Previdenciário

Auxílio-reclusão: mitos, verdades e quem realmente tem direito

Poucos benefícios do INSS geram tanta polêmica quanto este. Quando o assunto é auxílio-reclusão, quem tem direito de verdade é uma dúvida que quase ninguém sabe responder — e a internet está cheia de informações falsas, como a ideia de que “preso ganha salário do governo”. A realidade é bem diferente: o benefício não é pago ao preso, tem requisitos rígidos e alcança um número pequeno de famílias.

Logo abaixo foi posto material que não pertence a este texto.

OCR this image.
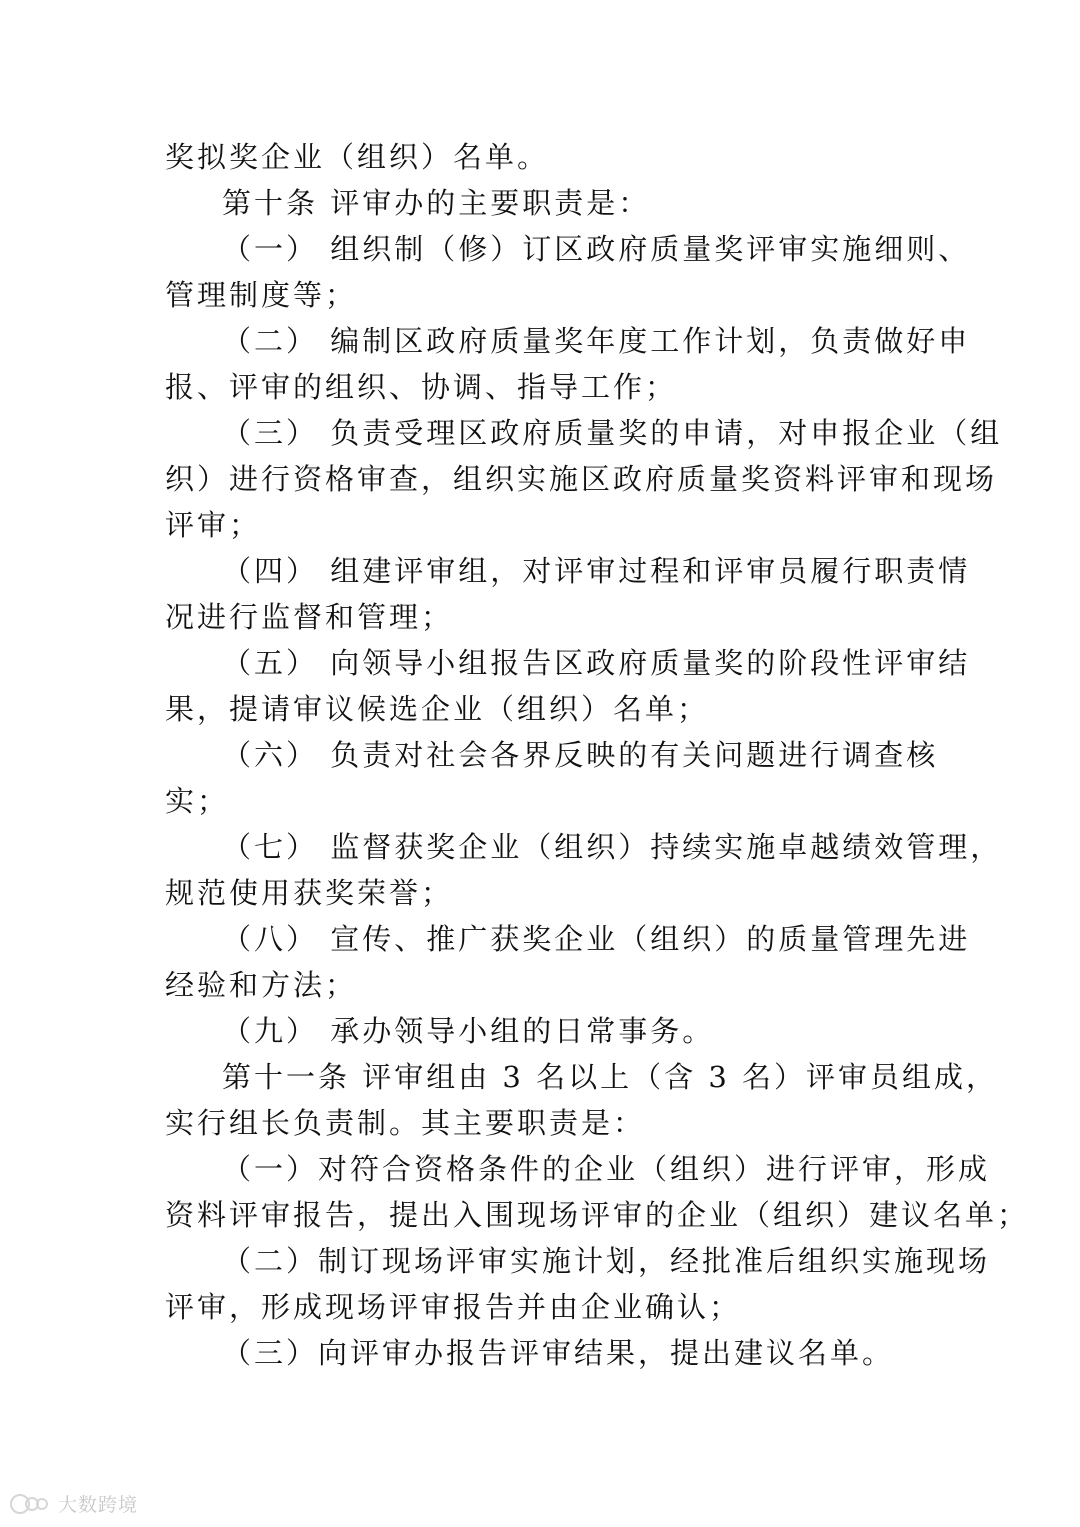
奖拟奖企业（组织）名单。
第十条 评审办的主要职责是：
（一） 组织制（修）订区政府质量奖评审实施细则、
管理制度等；
（二） 编制区政府质量奖年度工作计划，负责做好申
报、评审的组织、协调、指导工作；
（三） 负责受理区政府质量奖的申请，对申报企业（组
织）进行资格审查，组织实施区政府质量奖资料评审和现场
评审；
（四） 组建评审组，对评审过程和评审员履行职责情
况进行监督和管理；
（五） 向领导小组报告区政府质量奖的阶段性评审结
果，提请审议候选企业（组织）名单；
（六） 负责对社会各界反映的有关问题进行调查核
实；
（七） 监督获奖企业（组织）持续实施卓越绩效管理，
规范使用获奖荣誉；
（八） 宣传、推广获奖企业（组织）的质量管理先进
经验和方法；
（九） 承办领导小组的日常事务。
第十一条 评审组由 3 名以上（含 3 名）评审员组成，
实行组长负责制。其主要职责是：
（一）对符合资格条件的企业（组织）进行评审，形成
资料评审报告，提出入围现场评审的企业（组织）建议名单；
（二）制订现场评审实施计划，经批准后组织实施现场
评审，形成现场评审报告并由企业确认；
（三）向评审办报告评审结果，提出建议名单。
大数跨境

Neste artigo, você vai entender o que é mito e o que é verdade, quais são os requisitos exigidos pelo INSS, qual é o valor pago em 2026, quais documentos a família precisa reunir e o que fazer quando o pedido é negado. Tudo em linguagem simples, sem juridiquês.

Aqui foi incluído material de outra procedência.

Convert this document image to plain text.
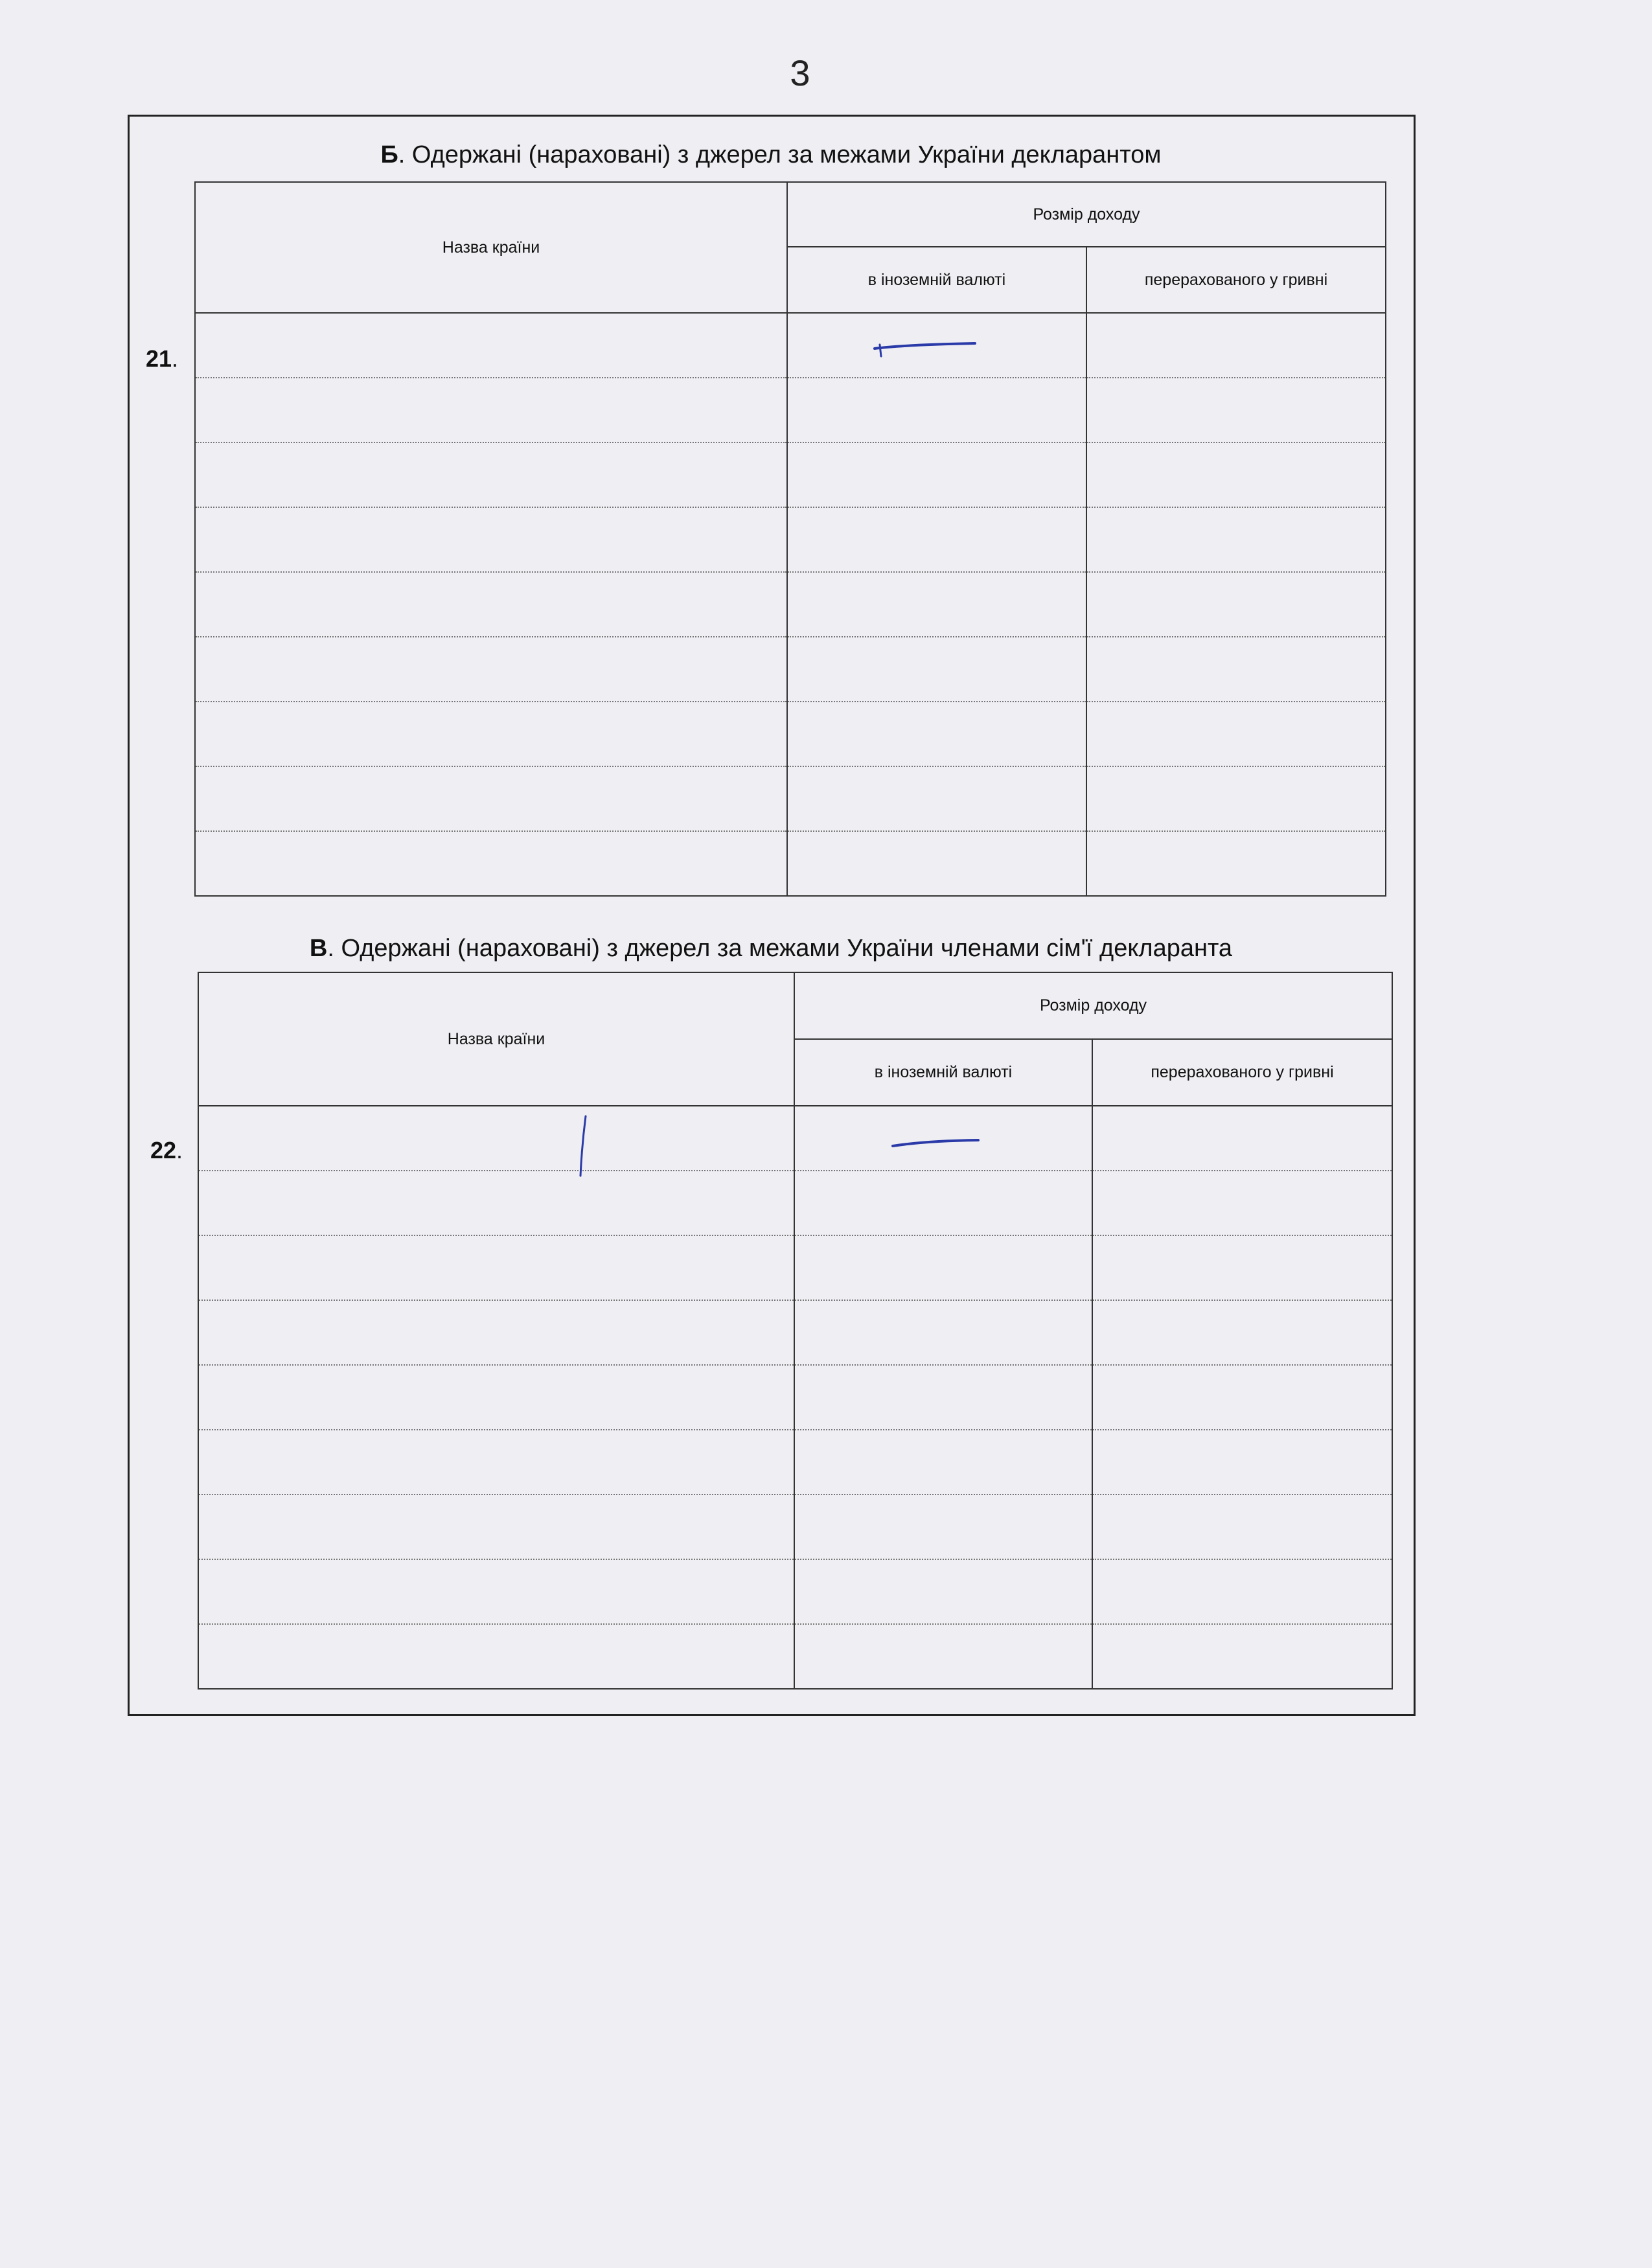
3
Б. Одержані (нараховані) з джерел за межами України декларантом
21.
Назва країни	Розмір доходу	
	в іноземній валюті	перерахованого у гривні

В. Одержані (нараховані) з джерел за межами України членами сім'ї декларанта
22.
Назва країни	Розмір доходу	
	в іноземній валюті	перерахованого у гривні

Auxílio-reclusão é salário para preso? Desfazendo os mitos

Antes de falar de requisitos, é preciso desfazer as confusões mais comuns. Veja os principais mitos sobre o auxílio-reclusão:

  • Mito 1: “O preso recebe um salário do governo.” Falso. O preso não recebe um centavo. O auxílio-reclusão é pago aos dependentes do segurado — em geral, filhos menores e cônjuge — para que a família não fique desamparada quando quem contribuía para o INSS é recolhido à prisão.
  • Mito 2: “Qualquer preso gera o benefício.” Falso. Só gera o benefício quem era segurado do INSS (ou seja, contribuía ou estava no chamado período de graça), era considerado de baixa renda, tinha carência mínima de contribuições e foi recolhido em regime fechado. Na prática, a maioria das prisões não gera benefício algum.
  • Mito 3: “O valor é maior que uma aposentadoria.” Falso. O valor é de um salário mínimo, dividido entre todos os dependentes. Não existe pagamento por filho, nem valor extra por tempo de prisão.
  • Mito 4: “É um prêmio pelo crime.” Falso. O auxílio-reclusão funciona como um seguro: é uma contrapartida das contribuições que o trabalhador fez ao INSS antes da prisão. Quem nunca contribuiu não gera o benefício. E quem é protegido é a família — especialmente as crianças, que não têm culpa de nada.

Entendido o que o benefício não é, fica mais fácil compreender como ele realmente funciona.

Como funciona o auxílio-reclusão na prática?

O auxílio-reclusão é um benefício previdenciário previsto na Constituição Federal e na Lei de Benefícios da Previdência Social (Lei 8.213/91). A lógica dele é simples: quando o provedor da família é preso, a renda que ele levava para casa desaparece de uma hora para outra. O benefício substitui, de forma parcial, essa renda — protegendo quem ficou do lado de fora.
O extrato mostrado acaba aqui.